In February 2024, the Linux Kernel project became a CVE Numbering Authority (CNA) and the maintainers’ policy on CVE assignment has raised concerns about whether it will be possible to meaningfully identify and prioritize Linux vulnerabilities, which is critically important given its pivotal role in digital infrastructure ranging from the cloud to embedded systems. This issue is exacerbated by the ongoing vulnerability enrichment backlog for the National Vulnerability Database (NVD).
And, of course, the CVE program itself was in jeopardy of shutting down altogether, causing multiple CVE “forks” to mitigate the potential damage. All of these factors contribute to increased difficulty in determining exactly what vulnerabilities to address, but they also create long-term challenges for the overall practice of vulnerability management.
There are already plenty of methodologies for prioritizing vulnerabilities and a corresponding level of debate about their efficacy. Although the factors that feed the various vulnerability scoring systems are constantly being refined, the scores they produce are probabilities of varying qualities and so the decisions based on them are — ultimately — bets.

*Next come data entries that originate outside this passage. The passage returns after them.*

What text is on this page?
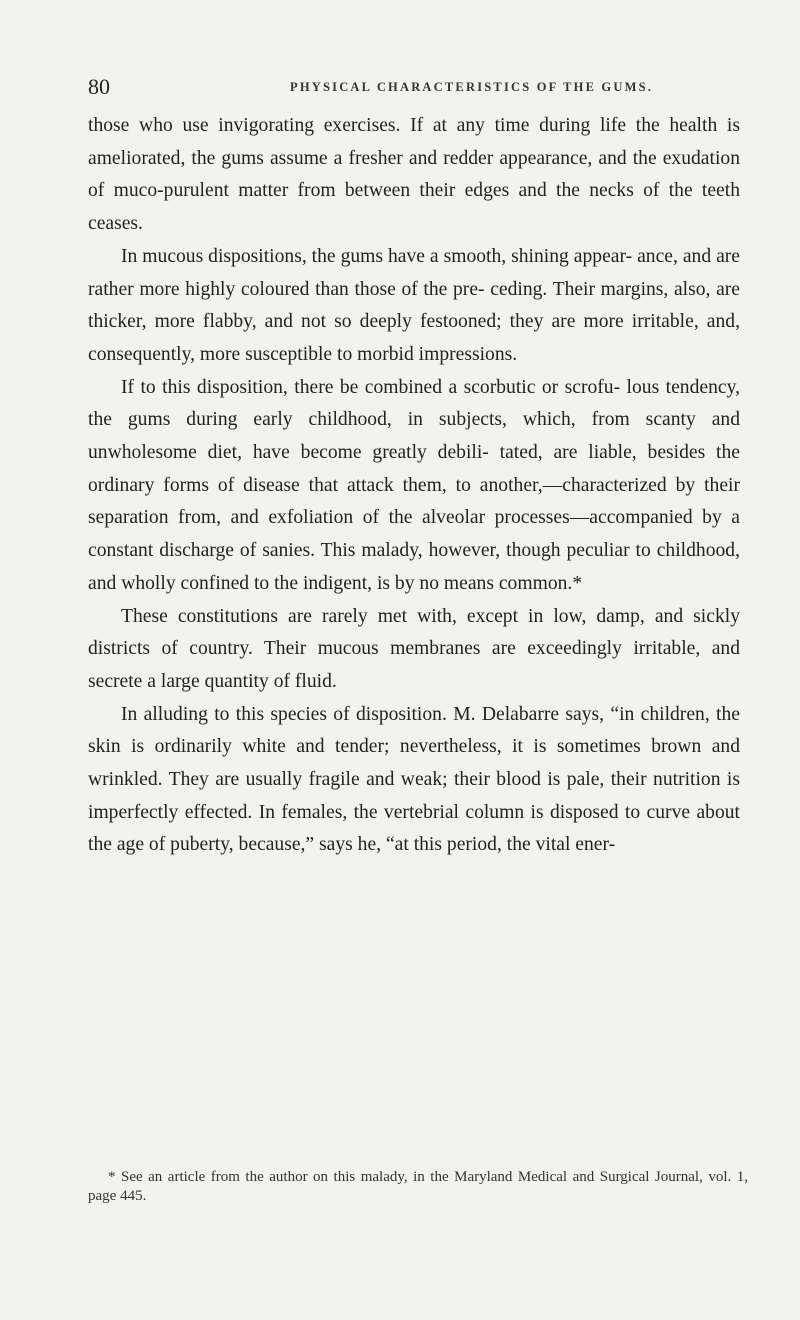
80	PHYSICAL CHARACTERISTICS OF THE GUMS.

those who use invigorating exercises. If at any time during life the health is ameliorated, the gums assume a fresher and redder appearance, and the exudation of muco-purulent matter from between their edges and the necks of the teeth ceases.

In mucous dispositions, the gums have a smooth, shining appear- ance, and are rather more highly coloured than those of the pre- ceding. Their margins, also, are thicker, more flabby, and not so deeply festooned; they are more irritable, and, consequently, more susceptible to morbid impressions.

If to this disposition, there be combined a scorbutic or scrofu- lous tendency, the gums during early childhood, in subjects, which, from scanty and unwholesome diet, have become greatly debili- tated, are liable, besides the ordinary forms of disease that attack them, to another,—characterized by their separation from, and exfoliation of the alveolar processes—accompanied by a constant discharge of sanies. This malady, however, though peculiar to childhood, and wholly confined to the indigent, is by no means common.*

These constitutions are rarely met with, except in low, damp, and sickly districts of country. Their mucous membranes are exceedingly irritable, and secrete a large quantity of fluid.

In alluding to this species of disposition. M. Delabarre says, “in children, the skin is ordinarily white and tender; nevertheless, it is sometimes brown and wrinkled. They are usually fragile and weak; their blood is pale, their nutrition is imperfectly effected. In females, the vertebrial column is disposed to curve about the age of puberty, because,” says he, “at this period, the vital ener-

* See an article from the author on this malady, in the Maryland Medical and Surgical Journal, vol. 1, page 445.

While it’s possible to make safe(r) bets, adversaries have their own hands to play. Consider the recent example of CVE-2025-24054. It has a “moderate” base common vulnerability scoring System (CVSS) score of 6.5, below the arbitrary threshold of seven, that many organizations use as the cut-off for high severity vulnerabilities. Microsoft’s own assessment was that the vulnerability was “less likely to be exploited”.
Even so, evidence of exploitation was uncovered just over a week after being disclosed. Conversely, data in the DBIR shows that the median time to remediate known-exploited vulnerabilities is 38 days. The fundamental issue, then, is that remediation can be prioritized using the best available information, but still lacks sufficient accuracy and takes too long to be effective.
Concern about the use of AI for vulnerability discovery and exploit development has been growing, and it may yet become a major issue, but adversaries already implicitly understand the bitter lesson: Modern fuzzers can be scaled both vertically and horizontally, so discovery of new vulnerabilities is a simple function of available compute power. AI is poised to make this process even more efficient and may make exploit development easier, but it’s hardly a prerequisite for success.
It also bears repeating that adversaries don’t submit CVEs. So while many new vulnerabilities may be discovered using modern techniques, they won’t become CVEs unless and until there is evidence of exploitation or the same vulnerability is reported by a researcher.
One area where less data exists — but the data that does exist is deeply concerning — is what might be called “vulnerability recidivism”. In June 2022, Google researcher Maddie Stone published a set of root cause analyses of zero-day exploits in the wild. That research demonstrated that 50% of the zero-day exploits in the first half of the year were variations of previously identified and patched vulnerabilities; nearly a quarter were variations from the previous year.
This illustrates an interesting half-life for vulnerabilities and — although there is no similar analysis for recent years — when paired with publicly available exploit data, patterns of attackers revisiting the same attack surfaces time after time appear (think JavaScript type confusion in web browsers or use-after-free vulnerabilities in OS subsystems like network filtering) and make more sense.
There is no question that vulnerability scanning and patch management remain necessary, but they are clearly no longer sufficient, and are at or near a point of diminishing marginal returns. The numbers demonstrate that scanning and patching are not a viable path to breach prevention. To truly prevent breaches, we must focus on both short- and long-term efforts to reduce the exploitability of our digital infrastructure, including more aggressive adoption of secure-by-design principles, as well as new and better approaches to runtime security.